Twaite shad A. fallax is listed in the Red Book of Russia, the Red List of the International Union for Conservation of Nature (IUCN), and the Annex 3 to the Berne Convention [4, 24, 28]. The increased number of catches of Twaite shad after 1990 [3, 5, 8, 37, 47] and unusually high commercial catches in 2008 and 2009 in southern Baltic waters, especially in the Curonian Lagoon [5, 6, 7], caused problems between fish and nature conservation bodies, which were unwilling to violate their duties, and fishermen who caught Twaite shad as additional catch while catching other commercial fish [5]. Members of the Atlantic Research Institute of Fisheries and Oceanography attempted to solve the acute problem and exclude Twaite shad from the Red Book of Russia. For this purpose, a number of studies based on the assumption that Twaite shad in the Baltic Sea basin is a particular subspecies that is not included in the Red Book due to its high abundance were prepared and published using a large volume of materials [3, 5, 8]. However, the amount of comparative material from other sites of its vast range, especially from the basin of the Atlantic Ocean itself, was not sufficient for the final solution.

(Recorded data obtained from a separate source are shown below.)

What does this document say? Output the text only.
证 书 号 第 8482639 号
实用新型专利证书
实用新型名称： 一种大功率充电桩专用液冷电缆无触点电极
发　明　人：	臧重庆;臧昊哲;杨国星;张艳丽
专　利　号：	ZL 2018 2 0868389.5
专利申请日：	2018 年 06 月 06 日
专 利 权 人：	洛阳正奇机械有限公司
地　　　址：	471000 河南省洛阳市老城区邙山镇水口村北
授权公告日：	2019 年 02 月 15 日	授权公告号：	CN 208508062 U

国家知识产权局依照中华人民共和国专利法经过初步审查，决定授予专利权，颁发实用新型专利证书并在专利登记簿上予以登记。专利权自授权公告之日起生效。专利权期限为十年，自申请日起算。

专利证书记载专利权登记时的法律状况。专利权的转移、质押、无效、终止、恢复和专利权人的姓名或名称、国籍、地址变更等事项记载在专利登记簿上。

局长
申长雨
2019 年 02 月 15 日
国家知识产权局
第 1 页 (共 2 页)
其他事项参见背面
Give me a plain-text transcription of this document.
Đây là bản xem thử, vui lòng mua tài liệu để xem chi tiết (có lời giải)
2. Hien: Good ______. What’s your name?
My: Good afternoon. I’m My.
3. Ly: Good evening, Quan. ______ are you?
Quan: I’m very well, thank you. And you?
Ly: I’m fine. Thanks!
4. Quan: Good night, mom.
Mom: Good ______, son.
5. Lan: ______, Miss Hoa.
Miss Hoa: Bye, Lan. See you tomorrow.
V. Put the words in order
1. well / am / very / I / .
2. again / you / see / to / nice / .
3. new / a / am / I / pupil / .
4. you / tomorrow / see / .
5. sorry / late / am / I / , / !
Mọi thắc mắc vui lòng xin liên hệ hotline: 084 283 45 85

According to the reports on clupeids of the World Ocean [14, 49], as well as the world ichthyological database (FishBase) [32] and review articles on East Atlantic shads of the genus Alosa [19, 20], Twaite shad Alosa fallax belongs to the genus Alosa, subfamily Alosinae (family Clupeidae). The subfamily Alosinae combines 18 species of anadromous herrings. Among them, seven inhabit the Black Sea, the Sea of Azov, and the Caspian Sea; six inhabit the northwestern Atlantic (waters of North America), and five species (Alosa alosa, A. fallax, A. agone, A. algeriensis, and A. killarnensis) live in the northeastern Atlantic and its seas. The northeastern Atlantic species of the subgenus Alosa differ from Ponto-Caspian herrings of the subgenus Caspialosa by the absence of teeth on their palatines. Twaite shad A. fallax and its subspecies and closely related species (which previously ranked as a subspecies of Alosa fallax) had a lower number of gill rakers than allis shad A. alosa (30–80 versus 85–130). As a more thermophilic species, allis shad occurs from Mauritania to the British Isles and southern Norway, including the Mediterranean and North seas and the western part of the Baltic Sea. Allis shad occurs very rarely in waters of the Southern Baltic and its bays [16], which actually excludes its hybridization with Twaite shad here. However, allis shad and Twaite shad can form hybrids in the southern sites of the range, namely, in the Atlantic and Mediterranean [14, 19, 20, 44].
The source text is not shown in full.